Key used his position as U.S. Attorney to suppress abolitionists. In 1833, he secured a grand jury indictment against Benjamin Lundy, editor of the anti-slavery publication, the Genius of Universal Emancipation, and his printer, William Greer, for libel after Lundy published an article that declared, “There is neither mercy nor justice for colored people in this district [of Columbia]”.
“Lundy’s article, Key said in the indictment, “was intended to injure, oppress, aggrieve, and vilify the good name, fame, credit & reputation of the Magistrates and constables” of Washington.
“Lundy left town rather than face trial; Greer was acquitted.
“In August 1836, Key agreed to prosecute botanist and doctor Reuben Crandall, brother of controversial Connecticut school teacher Prudence Crandall, who had recently moved to the national capital. Key secured an indictment for “seditious libel” after two marshals (who operated as slave catchers in their off hours) found Crandall had a trunk full of anti-slavery publications in his Georgetown residence, five days after the Snow Riot, caused by rumors that a mentally ill slave had attempted to kill an elderly white woman.

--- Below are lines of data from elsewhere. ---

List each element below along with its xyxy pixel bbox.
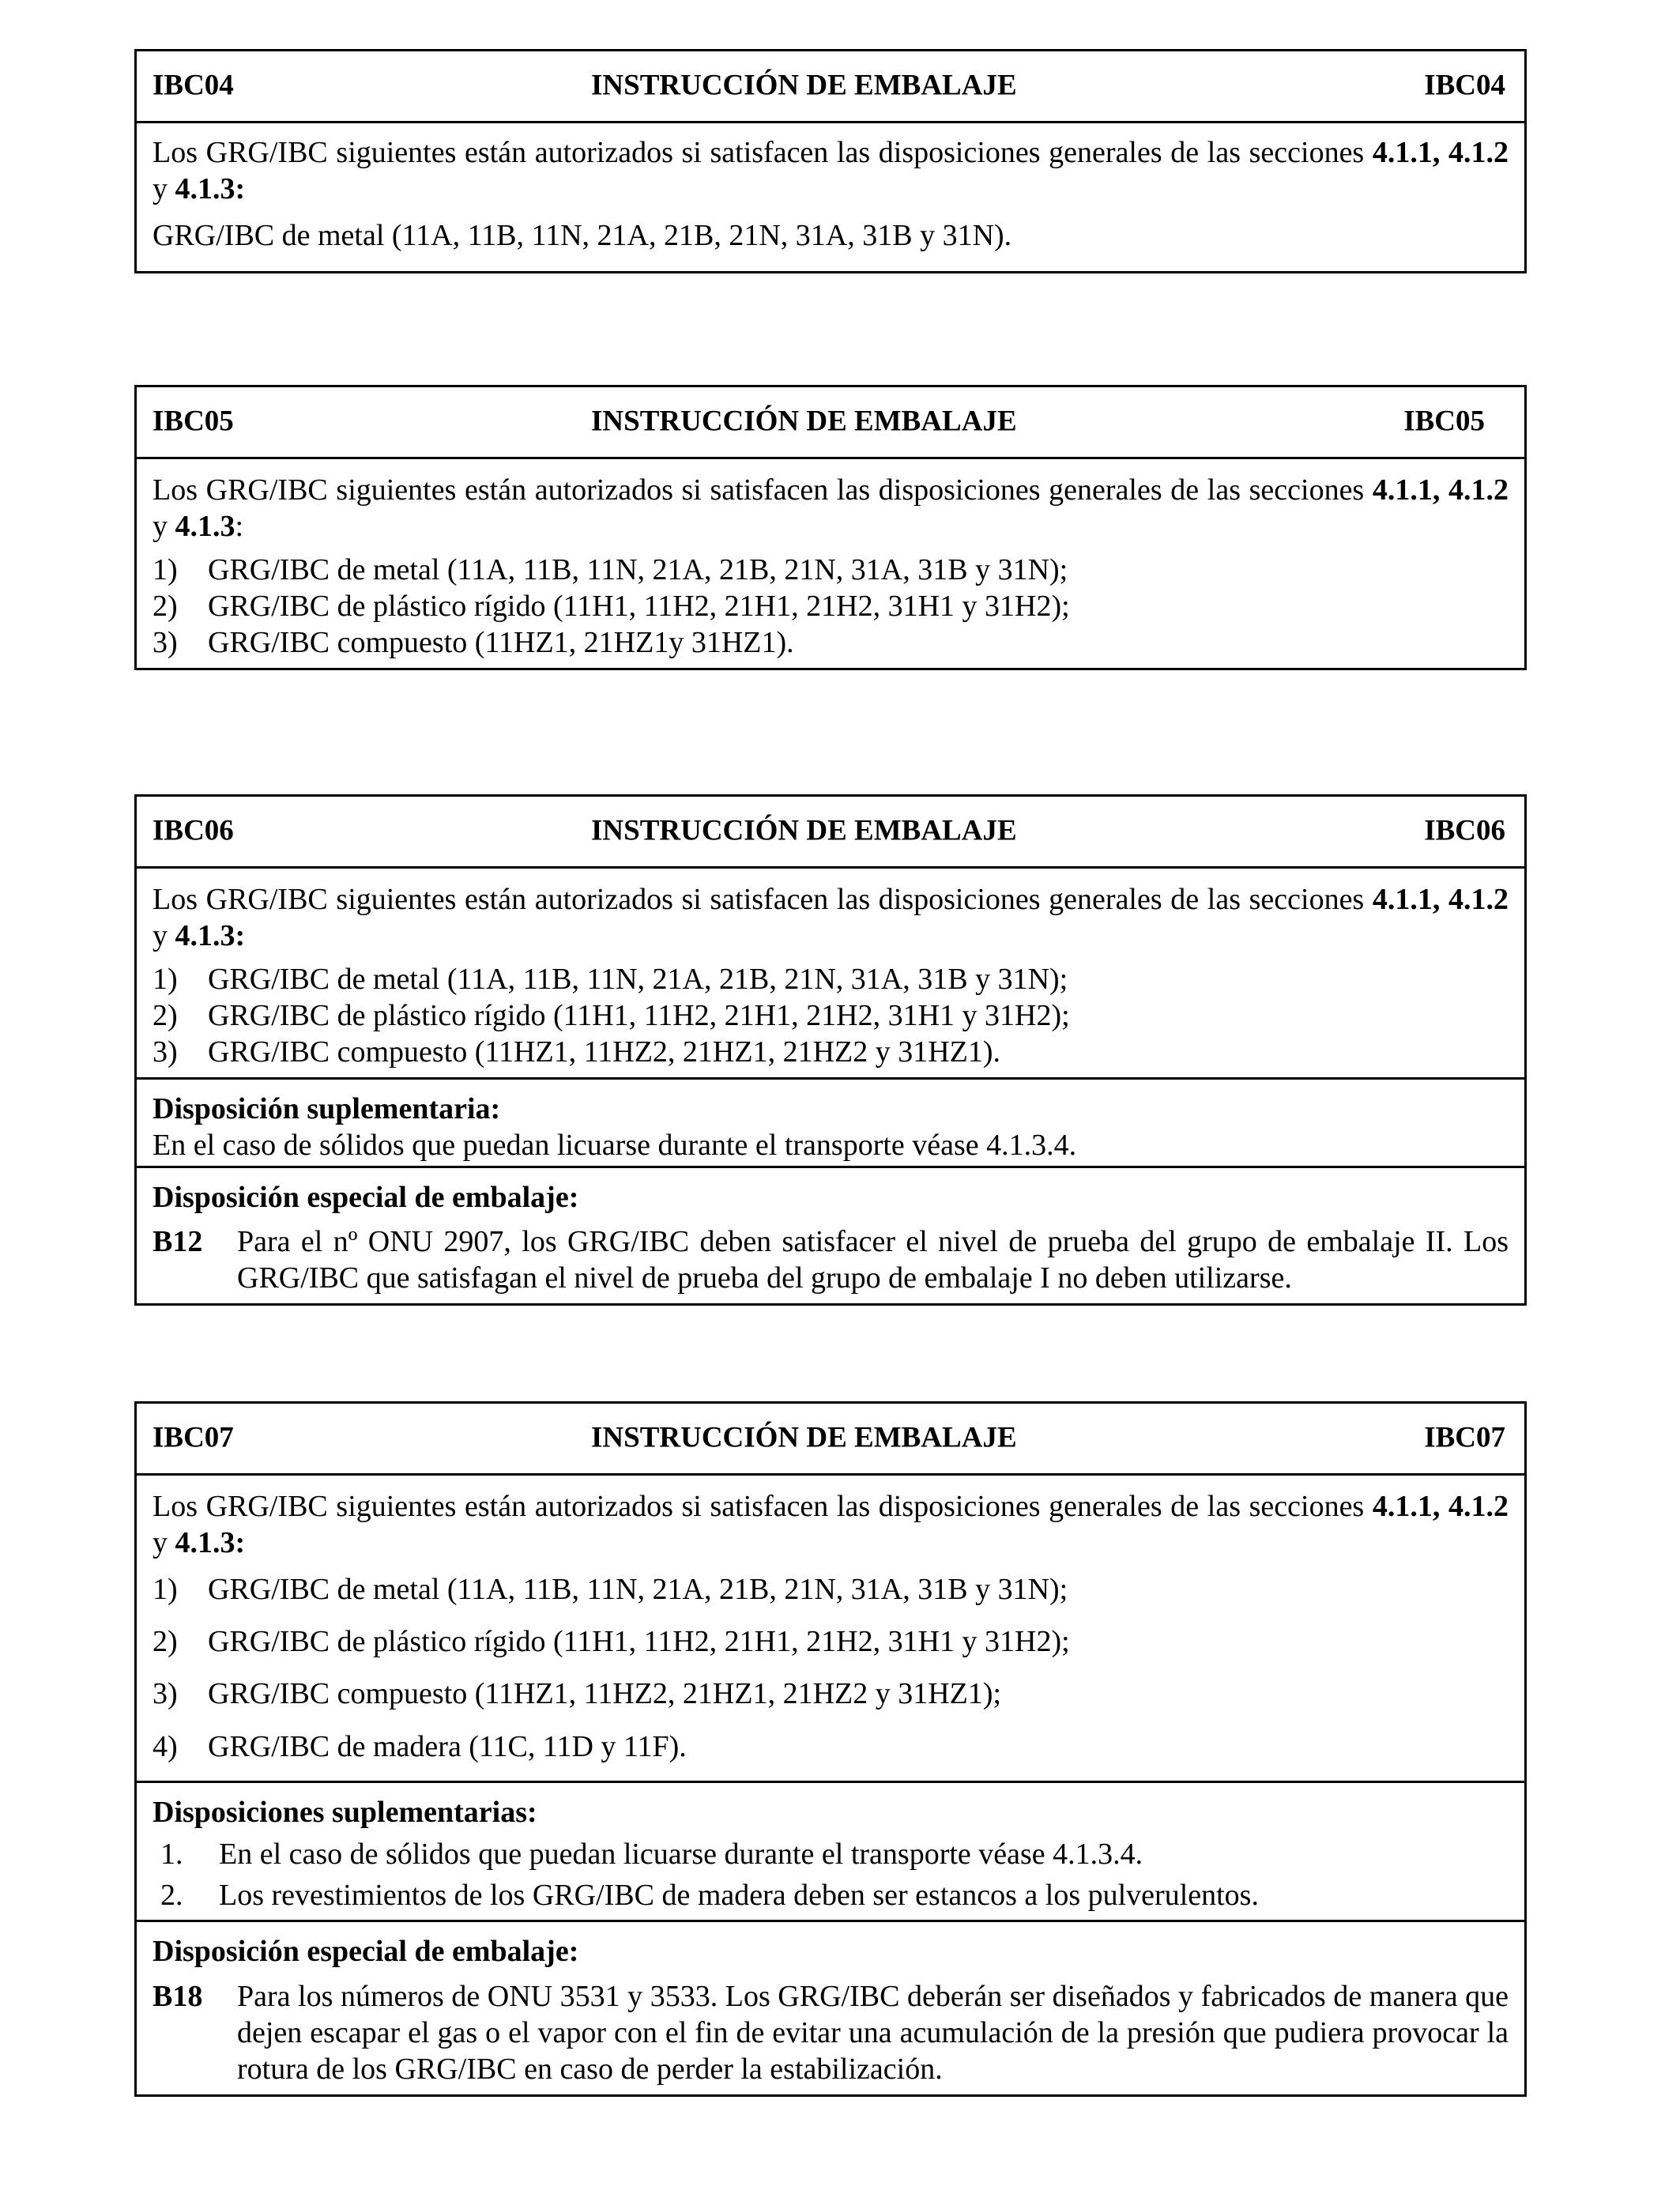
- list-item: 3) GRG/IBC compuesto (11HZ1, 11HZ2, 21HZ1, 21HZ2 y 31HZ1);: [153, 1677, 1002, 1711]
- list-item: 2) GRG/IBC de plástico rígido (11H1, 11H2, 21H1, 21H2, 31H1 y 31H2);: [153, 1625, 1070, 1659]
- ibc07-supp-title: Disposiciones suplementarias:: [153, 1796, 537, 1830]
- ibc04-metal-line: GRG/IBC de metal (11A, 11B, 11N, 21A, 21B, 21N, 31A, 31B y 31N).: [153, 218, 1012, 252]
- ibc07-special: [137, 1920, 1524, 2094]
- ibc07-title: INSTRUCCIÓN DE EMBALAJE: [591, 1421, 1017, 1454]
- ibc04-box: [134, 49, 1527, 273]
- ibc05-code-right: IBC05: [1403, 405, 1485, 438]
- ibc06-supp-text: En el caso de sólidos que puedan licuarse durante el transporte véase 4.1.3.4.: [153, 1129, 1077, 1163]
- ibc05-code-left: IBC05: [153, 405, 234, 438]
- ibc06-special: [137, 1166, 1524, 1303]
- list-item: 1) GRG/IBC de metal (11A, 11B, 11N, 21A, 21B, 21N, 31A, 31B y 31N);: [153, 962, 1068, 996]
- ibc07-code-left: IBC07: [153, 1421, 234, 1454]
- ibc04-code-right: IBC04: [1424, 69, 1505, 102]
- ibc06-intro: Los GRG/IBC siguientes están autorizados si satisfacen las disposiciones generales de las secciones 4.1.1, 4.1.2 y 4.1.3:: [153, 883, 1509, 953]
- ibc05-box: [134, 385, 1527, 670]
- ibc07-body: [137, 1476, 1524, 1781]
- ibc06-supp-title: Disposición suplementaria:: [153, 1091, 501, 1125]
- ibc06-special-title: Disposición especial de embalaje:: [153, 1180, 579, 1214]
- ibc07-special-text: Para los números de ONU 3531 y 3533. Los GRG/IBC deberán ser diseñados y fabricados de manera que dejen escapar el gas o el vapor con el fin de evitar una acumulación de la presión que pudiera provocar la rotura de los GRG/IBC en caso de perder la estabilización.: [237, 1979, 1509, 2087]
- ibc07-special-code: B18: [153, 1979, 203, 2013]
- ibc07-supplementary: [137, 1781, 1524, 1920]
- list-item: 2) GRG/IBC de plástico rígido (11H1, 11H2, 21H1, 21H2, 31H1 y 31H2);: [153, 590, 1070, 624]
- list-item: 4) GRG/IBC de madera (11C, 11D y 11F).: [153, 1729, 687, 1763]
- ibc04-header: [137, 51, 1524, 123]
- ibc06-special-code: B12: [153, 1224, 203, 1258]
- ibc06-header: [137, 797, 1524, 869]
- ibc05-body: [137, 459, 1524, 668]
- ibc06-special-text: Para el nº ONU 2907, los GRG/IBC deben satisfacer el nivel de prueba del grupo de embalaje II. Los GRG/IBC que satisfagan el nivel de prueba del grupo de embalaje I no deben utilizarse.: [237, 1224, 1509, 1295]
- ibc06-supplementary: [137, 1077, 1524, 1166]
- ibc07-header: [137, 1404, 1524, 1476]
- ibc05-title: INSTRUCCIÓN DE EMBALAJE: [591, 405, 1017, 438]
- list-item: 1) GRG/IBC de metal (11A, 11B, 11N, 21A, 21B, 21N, 31A, 31B y 31N);: [153, 552, 1068, 586]
- ibc04-title: INSTRUCCIÓN DE EMBALAJE: [591, 69, 1017, 102]
- ibc04-code-left: IBC04: [153, 69, 234, 102]
- ibc06-code-right: IBC06: [1424, 814, 1505, 847]
- list-item: 1) GRG/IBC de metal (11A, 11B, 11N, 21A, 21B, 21N, 31A, 31B y 31N);: [153, 1572, 1068, 1606]
- list-item: 2. Los revestimientos de los GRG/IBC de madera deben ser estancos a los pulverulentos.: [160, 1878, 1259, 1912]
- list-item: 2) GRG/IBC de plástico rígido (11H1, 11H2, 21H1, 21H2, 31H1 y 31H2);: [153, 999, 1070, 1033]
- ibc04-intro: Los GRG/IBC siguientes están autorizados si satisfacen las disposiciones generales de las secciones 4.1.1, 4.1.2 y 4.1.3:: [153, 136, 1509, 206]
- ibc05-header: [137, 387, 1524, 459]
- ibc06-code-left: IBC06: [153, 814, 234, 847]
- ibc06-body: [137, 869, 1524, 1077]
- list-item: 3) GRG/IBC compuesto (11HZ1, 21HZ1y 31HZ1).: [153, 626, 794, 660]
- ibc06-box: [134, 794, 1527, 1306]
- ibc06-special-item: [153, 1223, 1509, 1297]
- ibc07-code-right: IBC07: [1424, 1421, 1505, 1454]
- list-item: 3) GRG/IBC compuesto (11HZ1, 11HZ2, 21HZ1, 21HZ2 y 31HZ1).: [153, 1035, 1001, 1069]
- ibc05-intro: Los GRG/IBC siguientes están autorizados si satisfacen las disposiciones generales de las secciones 4.1.1, 4.1.2 y 4.1.3:: [153, 473, 1509, 544]
- ibc07-special-title: Disposición especial de embalaje:: [153, 1935, 579, 1969]
- ibc07-box: [134, 1401, 1527, 2097]
- list-item: 1. En el caso de sólidos que puedan licuarse durante el transporte véase 4.1.3.4.: [160, 1837, 1143, 1871]
- ibc07-intro: Los GRG/IBC siguientes están autorizados si satisfacen las disposiciones generales de las secciones 4.1.1, 4.1.2 y 4.1.3:: [153, 1490, 1509, 1560]
- ibc04-body: [137, 123, 1524, 271]
- ibc06-title: INSTRUCCIÓN DE EMBALAJE: [591, 814, 1017, 847]
- ibc07-special-item: [153, 1978, 1509, 2088]
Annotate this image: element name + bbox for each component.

“In an April 1837 trial that attracted nationwide attention, Key charged that Crandall’s actions instigated slaves to rebel. Crandall’s attorneys acknowledged he opposed slavery, but denied any intent or actions to encourage rebellion. Key, in his final address to the jury said:
“Are you willing, gentlemen, to abandon your country, to permit it to be taken from you, and occupied by the abolitionist, according to whose taste it is to associate and amalgamate with the negro? Or, gentlemen, on the other hand, are there laws in this community to defend you from the immediate abolitionist, who would open upon you the floodgates of such extensive wickedness and mischief?”
“A jury acquitted Crandall.
“This defeat, as well as family tragedies in 1835, diminished Key’s political ambition. He resigned as district attorney in 1840. He remained a staunch proponent of African colonization and a strong critic of the antislavery movement until his death.